- Africa's most brutal dictatorship, Eritrea, continued its wanton arresting expedition by detaining 34 more Christians congregating and praying in a local home in Keren last Wednesday. Keren is the country's third largest city about 200 kilometres northwest of the capital, Asmara.
The government's brutal crackdown on independent protestants span from 2002, whereby churches are closed and private house congregations are banned. Eritrea government only recognises Islam, practiced by half of the population of about 3.6 million, and three others namely Eritrea Orthodox, Catholic and Lutheran churches.

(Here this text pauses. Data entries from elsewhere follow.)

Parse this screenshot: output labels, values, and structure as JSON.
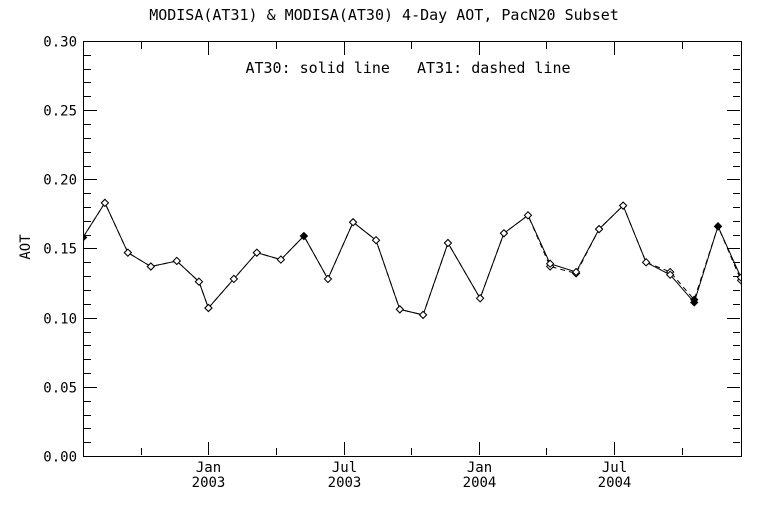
{
  "chart_data": {
    "type": "line",
    "title": "MODISA(AT31) & MODISA(AT30) 4-Day AOT, PacN20 Subset",
    "annotation": "AT30: solid line   AT31: dashed line",
    "ylabel": "AOT",
    "xlabel": "",
    "ylim": [
      0.0,
      0.3
    ],
    "ytick_step": 0.05,
    "ytick_minor_step": 0.01,
    "ytick_labels": [
      "0.00",
      "0.05",
      "0.10",
      "0.15",
      "0.20",
      "0.25",
      "0.30"
    ],
    "xlim": [
      2002.536,
      2004.97
    ],
    "xticks": [
      {
        "v": 2003.0,
        "line1": "Jan",
        "line2": "2003"
      },
      {
        "v": 2003.5,
        "line1": "Jul",
        "line2": "2003"
      },
      {
        "v": 2004.0,
        "line1": "Jan",
        "line2": "2004"
      },
      {
        "v": 2004.5,
        "line1": "Jul",
        "line2": "2004"
      }
    ],
    "xtick_minor": [
      2002.75,
      2003.25,
      2003.75,
      2004.25,
      2004.75
    ],
    "grid": false,
    "legend_position": "top-center-inside",
    "marker": "diamond",
    "filled_marker_indices": [
      0,
      10,
      26,
      27
    ],
    "colors": {
      "foreground": "#000000",
      "background": "#ffffff"
    },
    "x": [
      2002.536,
      2002.617,
      2002.702,
      2002.787,
      2002.883,
      2002.965,
      2003.0,
      2003.094,
      2003.179,
      2003.268,
      2003.353,
      2003.442,
      2003.535,
      2003.62,
      2003.708,
      2003.794,
      2003.886,
      2004.005,
      2004.093,
      2004.182,
      2004.264,
      2004.36,
      2004.445,
      2004.534,
      2004.619,
      2004.708,
      2004.797,
      2004.885,
      2004.97
    ],
    "series": [
      {
        "name": "AT30",
        "line_style": "solid",
        "values": [
          0.158,
          0.183,
          0.147,
          0.137,
          0.141,
          0.126,
          0.107,
          0.128,
          0.147,
          0.142,
          0.159,
          0.128,
          0.169,
          0.156,
          0.106,
          0.102,
          0.154,
          0.114,
          0.161,
          0.174,
          0.139,
          0.133,
          0.164,
          0.181,
          0.14,
          0.131,
          0.111,
          0.166,
          0.129
        ]
      },
      {
        "name": "AT31",
        "line_style": "dashed",
        "values": [
          0.158,
          0.183,
          0.147,
          0.137,
          0.141,
          0.126,
          0.107,
          0.128,
          0.147,
          0.142,
          0.159,
          0.128,
          0.169,
          0.156,
          0.106,
          0.102,
          0.154,
          0.114,
          0.161,
          0.174,
          0.137,
          0.132,
          0.164,
          0.181,
          0.14,
          0.133,
          0.113,
          0.166,
          0.127
        ]
      }
    ]
  }
}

Reports by US-based media 'Compass Direct News' reveal that the "Berhane Hiwet" evangelicals congregation attaked by police comprised of 24 men and 10 women. The married women were transferred to Adi-Abyto Military Confinement the following day. Wednesday's arrests follow the 24 May arrests of 25 Protestant Christians who were later incarcerated by security officials at Wi'a Military Centre.
Members of Pentecostal, Jehovah's Witnesses, independent evangelicals and a group of reformed members of Eritrea's Orthodox have earlier been tortured, harassed and subjected to extreme temperature conditions and no access to family simply for choosing not to follow the four mainstream religions rubberstamped by the regime. The government's crude actions have received little resistance from the citizenry that seem to have succumbed to the iron rule.

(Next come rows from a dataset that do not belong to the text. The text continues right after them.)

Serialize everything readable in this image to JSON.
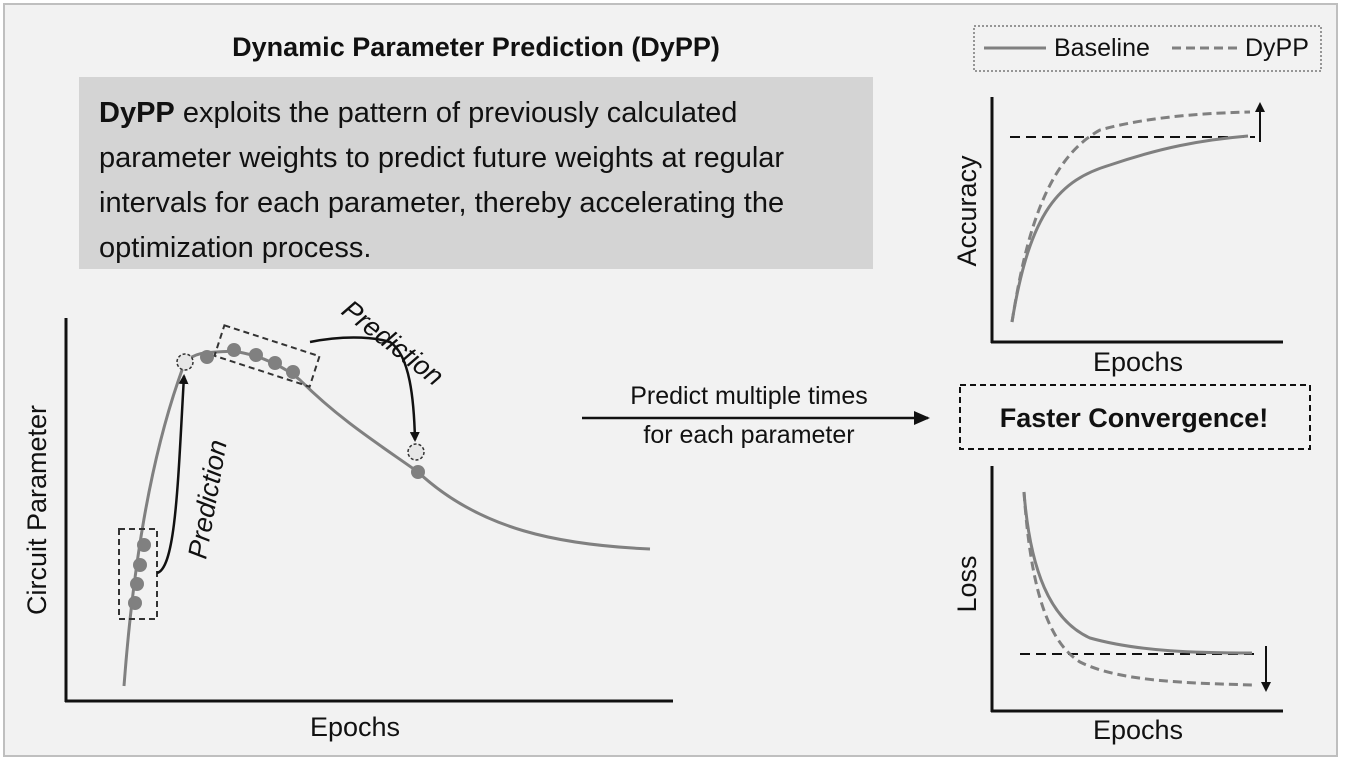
{
  "title": "Dynamic Parameter Prediction (DyPP)",
  "description": {
    "bold_term": "DyPP",
    "text": " exploits the pattern of previously calculated parameter weights to predict future weights at regular intervals for each parameter, thereby accelerating the optimization process."
  },
  "left_plot": {
    "ylabel": "Circuit Parameter",
    "xlabel": "Epochs",
    "prediction_label_1": "Prediction",
    "prediction_label_2": "Prediction"
  },
  "arrow_text": {
    "line1": "Predict multiple times",
    "line2": "for each parameter"
  },
  "legend": {
    "baseline": "Baseline",
    "dypp": "DyPP"
  },
  "accuracy_plot": {
    "ylabel": "Accuracy",
    "xlabel": "Epochs"
  },
  "convergence_label": "Faster Convergence!",
  "loss_plot": {
    "ylabel": "Loss",
    "xlabel": "Epochs"
  },
  "colors": {
    "curve": "#808080",
    "background": "#f2f2f2",
    "description_box": "#d4d4d4",
    "text": "#111111"
  }
}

A US government report on "International Religious Freedom" reflects that citizens generally were tolerant of one another in the practice of their religion, with the exception of societal attitudes toward Jehovah's Witnesses and Pentecostal groups. The government requires citizens to perform national service in the military or face incarceration, but it had no programmes for alternative national service that would permit Jehovah's Witnesses and others whose faith precludes military service to satisfy the requirement. Some individuals who viewed failure to perform military service as a sign of disloyalty encouraged harassment of these religious groups and therefore reported their activities to the government.
Eritrea is no stranger to human rights violations. Last year, a report by the Paris-based media rights watchdog, Reporters sans Frontières (RSF) ranked the 48,489 square miles country the worst freedom of the press in 169 countries world-wide. The report had cited the privately-owned press having been banished by authoritarian President Isaias Afeworki. The few journalists who dared to criticise the regime were reportedly sent off to prison camps.

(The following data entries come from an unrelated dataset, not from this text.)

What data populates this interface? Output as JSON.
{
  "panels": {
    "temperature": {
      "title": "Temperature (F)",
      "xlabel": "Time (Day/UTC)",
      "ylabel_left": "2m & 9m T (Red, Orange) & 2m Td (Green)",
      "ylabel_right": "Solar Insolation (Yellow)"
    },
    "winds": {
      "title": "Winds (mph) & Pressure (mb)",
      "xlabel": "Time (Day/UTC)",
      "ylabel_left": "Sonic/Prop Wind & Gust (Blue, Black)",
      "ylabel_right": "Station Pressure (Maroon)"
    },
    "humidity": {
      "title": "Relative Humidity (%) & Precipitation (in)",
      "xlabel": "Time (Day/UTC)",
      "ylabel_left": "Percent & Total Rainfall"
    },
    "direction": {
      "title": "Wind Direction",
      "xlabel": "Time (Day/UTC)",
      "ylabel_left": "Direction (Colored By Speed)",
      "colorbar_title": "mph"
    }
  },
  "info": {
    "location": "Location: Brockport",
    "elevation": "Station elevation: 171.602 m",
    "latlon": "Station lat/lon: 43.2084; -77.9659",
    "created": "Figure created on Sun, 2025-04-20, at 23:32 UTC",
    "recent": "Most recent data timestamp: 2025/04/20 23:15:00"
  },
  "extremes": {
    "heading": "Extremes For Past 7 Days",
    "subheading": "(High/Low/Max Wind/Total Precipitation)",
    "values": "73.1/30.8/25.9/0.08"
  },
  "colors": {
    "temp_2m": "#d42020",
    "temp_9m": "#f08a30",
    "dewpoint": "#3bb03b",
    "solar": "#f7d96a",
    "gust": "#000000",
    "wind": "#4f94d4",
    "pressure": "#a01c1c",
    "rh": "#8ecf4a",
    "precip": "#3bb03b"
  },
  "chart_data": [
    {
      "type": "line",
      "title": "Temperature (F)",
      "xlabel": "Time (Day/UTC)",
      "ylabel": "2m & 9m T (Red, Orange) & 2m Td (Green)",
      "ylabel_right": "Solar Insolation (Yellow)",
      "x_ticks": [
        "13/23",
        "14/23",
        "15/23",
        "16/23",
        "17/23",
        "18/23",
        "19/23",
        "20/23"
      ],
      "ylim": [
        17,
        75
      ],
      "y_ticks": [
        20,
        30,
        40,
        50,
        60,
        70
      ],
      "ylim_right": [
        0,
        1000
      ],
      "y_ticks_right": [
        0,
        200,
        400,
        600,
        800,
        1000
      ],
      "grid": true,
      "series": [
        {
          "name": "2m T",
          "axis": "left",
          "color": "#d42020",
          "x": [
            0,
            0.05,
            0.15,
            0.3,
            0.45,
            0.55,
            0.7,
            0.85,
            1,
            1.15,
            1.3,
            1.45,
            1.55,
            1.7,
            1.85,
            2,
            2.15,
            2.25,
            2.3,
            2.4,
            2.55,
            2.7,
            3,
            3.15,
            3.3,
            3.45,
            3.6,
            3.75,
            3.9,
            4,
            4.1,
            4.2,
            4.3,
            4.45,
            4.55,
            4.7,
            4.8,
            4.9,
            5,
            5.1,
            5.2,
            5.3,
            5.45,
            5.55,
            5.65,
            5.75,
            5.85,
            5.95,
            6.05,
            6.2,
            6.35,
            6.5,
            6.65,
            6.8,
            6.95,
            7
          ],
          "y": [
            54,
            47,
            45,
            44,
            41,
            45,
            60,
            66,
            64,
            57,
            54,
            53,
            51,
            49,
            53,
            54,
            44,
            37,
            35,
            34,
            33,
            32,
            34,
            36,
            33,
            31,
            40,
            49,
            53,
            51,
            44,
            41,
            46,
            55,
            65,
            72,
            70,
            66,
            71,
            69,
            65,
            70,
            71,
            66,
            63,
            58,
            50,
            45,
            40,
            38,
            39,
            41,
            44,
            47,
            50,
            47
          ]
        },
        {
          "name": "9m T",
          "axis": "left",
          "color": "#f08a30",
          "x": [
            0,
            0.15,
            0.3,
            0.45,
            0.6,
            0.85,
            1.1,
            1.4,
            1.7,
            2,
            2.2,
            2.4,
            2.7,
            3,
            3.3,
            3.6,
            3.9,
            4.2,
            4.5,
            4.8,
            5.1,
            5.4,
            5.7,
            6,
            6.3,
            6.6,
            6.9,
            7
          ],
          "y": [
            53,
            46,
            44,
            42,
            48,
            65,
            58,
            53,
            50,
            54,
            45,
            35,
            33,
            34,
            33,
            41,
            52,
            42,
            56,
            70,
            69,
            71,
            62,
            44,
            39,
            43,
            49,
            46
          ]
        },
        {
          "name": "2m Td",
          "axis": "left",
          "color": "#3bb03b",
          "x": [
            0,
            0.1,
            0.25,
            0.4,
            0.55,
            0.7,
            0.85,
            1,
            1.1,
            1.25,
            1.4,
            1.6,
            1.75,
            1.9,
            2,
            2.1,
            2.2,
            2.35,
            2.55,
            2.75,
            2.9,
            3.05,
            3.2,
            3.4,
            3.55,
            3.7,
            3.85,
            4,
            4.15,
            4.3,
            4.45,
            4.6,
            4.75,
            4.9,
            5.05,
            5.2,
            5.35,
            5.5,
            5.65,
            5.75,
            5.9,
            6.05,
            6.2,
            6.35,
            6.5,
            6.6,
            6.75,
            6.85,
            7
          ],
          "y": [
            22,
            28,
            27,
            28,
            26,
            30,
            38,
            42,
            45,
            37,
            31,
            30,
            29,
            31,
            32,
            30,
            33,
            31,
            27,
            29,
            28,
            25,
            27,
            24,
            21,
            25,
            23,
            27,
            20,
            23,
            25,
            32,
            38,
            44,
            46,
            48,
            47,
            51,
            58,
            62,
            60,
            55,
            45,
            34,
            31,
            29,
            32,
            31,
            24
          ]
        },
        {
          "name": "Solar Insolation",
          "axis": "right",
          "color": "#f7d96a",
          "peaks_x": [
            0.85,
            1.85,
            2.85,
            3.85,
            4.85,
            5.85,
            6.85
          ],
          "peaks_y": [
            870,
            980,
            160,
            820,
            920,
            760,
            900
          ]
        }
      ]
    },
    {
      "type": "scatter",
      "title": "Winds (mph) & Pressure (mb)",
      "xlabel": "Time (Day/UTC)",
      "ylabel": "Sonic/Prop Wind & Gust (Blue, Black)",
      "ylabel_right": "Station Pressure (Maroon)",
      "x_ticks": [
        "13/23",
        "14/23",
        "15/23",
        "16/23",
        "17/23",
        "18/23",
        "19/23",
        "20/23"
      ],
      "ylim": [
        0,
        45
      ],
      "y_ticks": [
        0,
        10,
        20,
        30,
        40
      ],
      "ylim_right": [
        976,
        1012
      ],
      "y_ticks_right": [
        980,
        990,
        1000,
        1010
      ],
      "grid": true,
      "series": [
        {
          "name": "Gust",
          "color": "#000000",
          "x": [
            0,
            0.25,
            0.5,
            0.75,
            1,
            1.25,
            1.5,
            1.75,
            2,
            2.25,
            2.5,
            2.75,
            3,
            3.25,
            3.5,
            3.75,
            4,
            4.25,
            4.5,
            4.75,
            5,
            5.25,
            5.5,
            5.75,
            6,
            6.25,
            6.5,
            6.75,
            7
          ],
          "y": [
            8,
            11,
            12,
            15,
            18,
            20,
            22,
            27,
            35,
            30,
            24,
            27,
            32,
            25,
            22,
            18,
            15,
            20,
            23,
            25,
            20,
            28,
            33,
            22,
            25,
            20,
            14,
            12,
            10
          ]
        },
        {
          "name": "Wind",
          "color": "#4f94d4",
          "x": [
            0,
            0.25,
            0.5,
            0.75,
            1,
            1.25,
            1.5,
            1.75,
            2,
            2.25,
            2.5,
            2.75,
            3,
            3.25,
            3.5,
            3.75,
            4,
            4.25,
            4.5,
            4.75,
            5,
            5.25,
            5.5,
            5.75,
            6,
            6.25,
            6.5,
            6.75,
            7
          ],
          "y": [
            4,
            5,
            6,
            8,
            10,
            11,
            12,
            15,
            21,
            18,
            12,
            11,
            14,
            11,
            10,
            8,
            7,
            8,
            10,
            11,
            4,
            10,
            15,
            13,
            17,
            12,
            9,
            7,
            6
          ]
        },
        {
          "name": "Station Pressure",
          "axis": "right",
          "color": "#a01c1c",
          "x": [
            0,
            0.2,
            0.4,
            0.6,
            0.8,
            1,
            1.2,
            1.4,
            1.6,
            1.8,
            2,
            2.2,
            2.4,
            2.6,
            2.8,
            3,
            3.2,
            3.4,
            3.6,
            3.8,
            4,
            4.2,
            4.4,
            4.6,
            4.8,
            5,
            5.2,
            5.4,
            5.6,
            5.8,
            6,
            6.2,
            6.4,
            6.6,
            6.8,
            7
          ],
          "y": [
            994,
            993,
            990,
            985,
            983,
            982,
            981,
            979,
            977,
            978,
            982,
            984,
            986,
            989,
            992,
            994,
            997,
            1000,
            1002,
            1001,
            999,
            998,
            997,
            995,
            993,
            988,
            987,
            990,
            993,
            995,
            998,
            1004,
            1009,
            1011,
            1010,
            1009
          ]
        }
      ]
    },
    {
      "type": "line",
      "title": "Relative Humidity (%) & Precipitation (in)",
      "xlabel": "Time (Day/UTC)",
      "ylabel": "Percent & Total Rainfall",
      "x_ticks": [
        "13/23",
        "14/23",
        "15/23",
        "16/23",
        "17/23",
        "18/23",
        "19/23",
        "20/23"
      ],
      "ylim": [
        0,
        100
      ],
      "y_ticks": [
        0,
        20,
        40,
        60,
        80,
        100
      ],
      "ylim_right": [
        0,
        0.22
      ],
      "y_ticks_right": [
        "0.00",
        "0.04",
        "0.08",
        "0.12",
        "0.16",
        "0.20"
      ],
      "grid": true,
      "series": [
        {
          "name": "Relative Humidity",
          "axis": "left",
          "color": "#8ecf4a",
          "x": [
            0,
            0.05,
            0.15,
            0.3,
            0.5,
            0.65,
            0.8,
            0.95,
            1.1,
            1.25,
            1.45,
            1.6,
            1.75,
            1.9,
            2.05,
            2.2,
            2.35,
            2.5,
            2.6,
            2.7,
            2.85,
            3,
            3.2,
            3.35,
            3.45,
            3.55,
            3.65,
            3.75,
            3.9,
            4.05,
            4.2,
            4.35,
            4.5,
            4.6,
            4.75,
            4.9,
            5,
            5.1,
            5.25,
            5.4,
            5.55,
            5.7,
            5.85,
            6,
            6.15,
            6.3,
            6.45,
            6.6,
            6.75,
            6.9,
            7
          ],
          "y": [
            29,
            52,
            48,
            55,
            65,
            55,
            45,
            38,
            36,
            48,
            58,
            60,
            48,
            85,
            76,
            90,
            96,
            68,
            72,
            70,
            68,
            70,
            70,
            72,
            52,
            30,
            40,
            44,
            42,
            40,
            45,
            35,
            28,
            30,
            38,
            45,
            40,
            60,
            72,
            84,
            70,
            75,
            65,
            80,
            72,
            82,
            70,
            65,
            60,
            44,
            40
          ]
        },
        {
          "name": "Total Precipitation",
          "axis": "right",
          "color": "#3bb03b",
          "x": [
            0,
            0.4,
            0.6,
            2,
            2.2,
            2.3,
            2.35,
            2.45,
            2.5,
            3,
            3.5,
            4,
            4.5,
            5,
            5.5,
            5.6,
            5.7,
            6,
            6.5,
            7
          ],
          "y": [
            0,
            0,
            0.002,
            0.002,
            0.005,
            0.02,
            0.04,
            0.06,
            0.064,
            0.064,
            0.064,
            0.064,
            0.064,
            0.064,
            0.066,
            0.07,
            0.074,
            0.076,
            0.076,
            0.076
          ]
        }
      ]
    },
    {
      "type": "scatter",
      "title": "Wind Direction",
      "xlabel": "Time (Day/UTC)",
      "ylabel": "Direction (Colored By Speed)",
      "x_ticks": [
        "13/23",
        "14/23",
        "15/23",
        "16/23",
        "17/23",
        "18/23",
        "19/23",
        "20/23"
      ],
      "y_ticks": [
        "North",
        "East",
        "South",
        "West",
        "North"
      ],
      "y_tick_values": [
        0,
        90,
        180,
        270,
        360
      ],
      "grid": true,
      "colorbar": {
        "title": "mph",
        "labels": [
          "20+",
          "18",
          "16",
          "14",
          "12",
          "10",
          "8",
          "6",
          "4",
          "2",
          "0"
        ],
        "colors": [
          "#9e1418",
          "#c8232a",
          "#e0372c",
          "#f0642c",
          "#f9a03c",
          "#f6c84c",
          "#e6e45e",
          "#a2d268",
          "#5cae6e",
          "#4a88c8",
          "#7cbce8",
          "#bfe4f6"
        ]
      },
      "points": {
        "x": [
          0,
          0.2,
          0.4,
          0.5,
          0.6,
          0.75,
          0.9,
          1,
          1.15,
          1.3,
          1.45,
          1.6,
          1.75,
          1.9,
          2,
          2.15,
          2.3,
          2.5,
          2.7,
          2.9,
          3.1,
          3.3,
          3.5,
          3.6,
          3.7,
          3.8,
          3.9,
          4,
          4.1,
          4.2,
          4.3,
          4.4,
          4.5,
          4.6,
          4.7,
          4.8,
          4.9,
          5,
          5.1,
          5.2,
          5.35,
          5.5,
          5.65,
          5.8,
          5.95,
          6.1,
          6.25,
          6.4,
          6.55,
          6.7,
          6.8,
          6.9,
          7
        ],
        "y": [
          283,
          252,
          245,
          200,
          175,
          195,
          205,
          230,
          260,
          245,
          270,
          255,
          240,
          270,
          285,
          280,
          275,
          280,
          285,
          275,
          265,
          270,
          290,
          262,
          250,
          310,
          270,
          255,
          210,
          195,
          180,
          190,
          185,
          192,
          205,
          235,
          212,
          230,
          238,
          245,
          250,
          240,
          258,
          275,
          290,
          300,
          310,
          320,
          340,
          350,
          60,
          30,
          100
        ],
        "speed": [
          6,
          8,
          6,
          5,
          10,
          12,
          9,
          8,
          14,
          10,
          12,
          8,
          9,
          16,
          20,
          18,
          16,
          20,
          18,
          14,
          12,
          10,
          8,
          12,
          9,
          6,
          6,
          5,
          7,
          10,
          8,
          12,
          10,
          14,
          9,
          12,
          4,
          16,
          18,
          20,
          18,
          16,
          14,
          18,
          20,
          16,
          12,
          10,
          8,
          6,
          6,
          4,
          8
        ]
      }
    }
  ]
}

Reports have quoted President Afeworki denying that several jailed Protestants pastors were about to face treason charges. Dr Kifle Gebremeskel and Haile Naizghi and Pastor Tesfatsion Hagos of the Rema Evangelical Church have been detained since May 2004.
'Compact Direct News' reports President Afwerki's denial of the religious persecutions as "false allegations, exaggeration and baseless fabrication."